The announcement led to downgrades by at least three stock analysts who were caught off-guard by the news.
SunTrust Robinson Humphrey analyst Keith Hughes told Sarvary during the call that he and his counterparts were "hearing a dramatically different story" than the company's most recent earnings presentation in April.
Hughes later moved off his buy rating on the stock, according to stock tracker Seeking Alpha.
Company executives said they expect sales to be 3 percent to 5 percent below last year's quarterly revenue. Driving that decline are weaker results in North America, where sales are expected to drop 8 percent year over year.
They cited Tempur-Pedic's rivals all offering new foam-based mattress products and supporting them with advertising.
Tempur-Pedic makes and sells premium non-spring mattresses and pillows and was a pioneer in manufacturing "memory foam" products.
"We entered 2012 anticipating a more competitive environment; however, we did not expect the competitive environment to change this fast and have this significant an impact on our North American business," Sarvary said.
The sales decline is expected to severely hamper profits, and the company predicted that earnings would fall by half in the second quarter.
Chief financial officer Dale Williams told analysts that the company expects sales in the third and fourth quarters to be about equal to second-quarter sales. Last year, those quarters saw sales grow 12 percent and 7 percent, respectively, compared to the second quarter.
For the full year, the company expects sales to be $1.43 billion, which would be up about 1 percent from 2011's results. That's down from previous guidance of a range of $1.6 billion to $1.65 billion.
"We're taking actions to realign our expense structure appropriately given the new sales projections," Sarvary said.
Williams said, "As part of our lower sales expectations, we will lower advertising, ... but we are still going to advertise. We believe that's important."
When asked about other expense cuts, Sarvary said executives will review every type of expense.
"Advertising is the big one, but by no means the only one," he said.
The company's spending on advertising was criticized in its previous conference call, with analysts questioning whether the expense was too high given the rate of return on sales at that point. Tempur-Pedic defended the practice at the time, saying it takes time for those results to pay off.
That day marked the start of a recent decline in the company's stock value, which was amplified severely by Wednesday's announcement.

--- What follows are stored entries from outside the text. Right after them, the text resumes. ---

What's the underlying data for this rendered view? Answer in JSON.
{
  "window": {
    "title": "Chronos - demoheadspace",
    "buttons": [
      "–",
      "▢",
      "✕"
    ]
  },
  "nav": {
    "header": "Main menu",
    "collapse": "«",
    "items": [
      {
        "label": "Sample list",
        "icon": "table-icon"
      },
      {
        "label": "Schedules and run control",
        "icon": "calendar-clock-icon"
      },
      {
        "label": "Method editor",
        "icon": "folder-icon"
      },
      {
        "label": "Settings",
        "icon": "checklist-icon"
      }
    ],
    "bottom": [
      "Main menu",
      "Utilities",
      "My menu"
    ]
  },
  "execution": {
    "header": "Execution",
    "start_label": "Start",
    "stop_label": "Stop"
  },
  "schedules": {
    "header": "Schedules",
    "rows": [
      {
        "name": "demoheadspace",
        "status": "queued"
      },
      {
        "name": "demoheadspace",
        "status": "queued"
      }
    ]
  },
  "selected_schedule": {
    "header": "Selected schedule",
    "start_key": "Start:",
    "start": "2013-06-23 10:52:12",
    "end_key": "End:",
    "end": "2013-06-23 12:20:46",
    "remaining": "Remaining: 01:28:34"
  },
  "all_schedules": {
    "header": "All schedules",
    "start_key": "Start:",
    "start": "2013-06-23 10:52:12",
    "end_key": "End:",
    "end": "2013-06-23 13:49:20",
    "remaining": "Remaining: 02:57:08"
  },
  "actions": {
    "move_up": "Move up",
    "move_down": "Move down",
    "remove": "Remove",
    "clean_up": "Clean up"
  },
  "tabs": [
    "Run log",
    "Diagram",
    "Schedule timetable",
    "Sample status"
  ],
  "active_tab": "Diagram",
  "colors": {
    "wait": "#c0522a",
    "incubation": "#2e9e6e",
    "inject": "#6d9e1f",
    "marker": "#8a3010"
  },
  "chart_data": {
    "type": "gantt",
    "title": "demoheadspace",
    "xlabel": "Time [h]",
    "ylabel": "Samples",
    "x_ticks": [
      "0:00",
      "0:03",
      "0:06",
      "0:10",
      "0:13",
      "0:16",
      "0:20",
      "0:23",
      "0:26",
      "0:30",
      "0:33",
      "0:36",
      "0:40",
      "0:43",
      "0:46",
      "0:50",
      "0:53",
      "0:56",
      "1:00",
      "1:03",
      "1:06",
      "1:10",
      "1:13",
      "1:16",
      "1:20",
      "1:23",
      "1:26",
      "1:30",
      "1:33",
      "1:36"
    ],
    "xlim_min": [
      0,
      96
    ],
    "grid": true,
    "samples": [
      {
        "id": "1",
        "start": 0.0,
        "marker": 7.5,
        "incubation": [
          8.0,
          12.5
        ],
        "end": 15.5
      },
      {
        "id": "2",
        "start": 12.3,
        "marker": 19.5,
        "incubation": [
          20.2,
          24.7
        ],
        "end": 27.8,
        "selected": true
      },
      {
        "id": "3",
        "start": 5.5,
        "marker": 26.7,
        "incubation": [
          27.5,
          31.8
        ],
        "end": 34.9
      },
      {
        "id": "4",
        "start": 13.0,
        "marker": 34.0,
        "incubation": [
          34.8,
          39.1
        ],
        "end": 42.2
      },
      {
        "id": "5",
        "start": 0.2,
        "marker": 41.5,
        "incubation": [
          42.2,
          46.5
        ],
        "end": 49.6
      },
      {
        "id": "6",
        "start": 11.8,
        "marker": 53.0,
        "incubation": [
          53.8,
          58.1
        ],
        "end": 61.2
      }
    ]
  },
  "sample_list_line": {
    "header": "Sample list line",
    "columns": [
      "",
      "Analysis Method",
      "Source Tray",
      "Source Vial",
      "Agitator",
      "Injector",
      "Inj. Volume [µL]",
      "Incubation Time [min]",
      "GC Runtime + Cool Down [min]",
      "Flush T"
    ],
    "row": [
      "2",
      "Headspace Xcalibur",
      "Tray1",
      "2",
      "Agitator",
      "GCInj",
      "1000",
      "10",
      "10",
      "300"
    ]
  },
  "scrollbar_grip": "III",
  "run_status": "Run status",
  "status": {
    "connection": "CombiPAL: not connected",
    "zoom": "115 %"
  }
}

The stock peaked this year at $87.43, just days before the April quarterly earnings announcement that sent it spiraling down more than 20 percent to close at $66.53. The company's stock price continued a more steady decline to close at $43.67 on Tuesday.
That crashed to $22.39 on Wednesday.
Company officials, as a general practice, decline to comment on stock price. Williams did not return a call from the Herald-Leader requesting comment.
In emphasizing that the problems are limited to North America, he told analysts that the company continues to expect double-digit sales growth from its international business.
The announcement comes a little more than three months after the company announced its intention to double sales by 2016. One of the ways it intended to fulfill that goal was its new Simplicity product line, which is priced at $1,499 and brings the company into a lower-priced portion of the market.
Sarvary said sales of that product were within the company's planned range, but "our sales across the board are disappointing."
He said he thinks the industry will continue to see growth in non-spring mattresses, and the company is committed to its long-term strategy.
"We are best positioned to benefit from this growth over time," he said.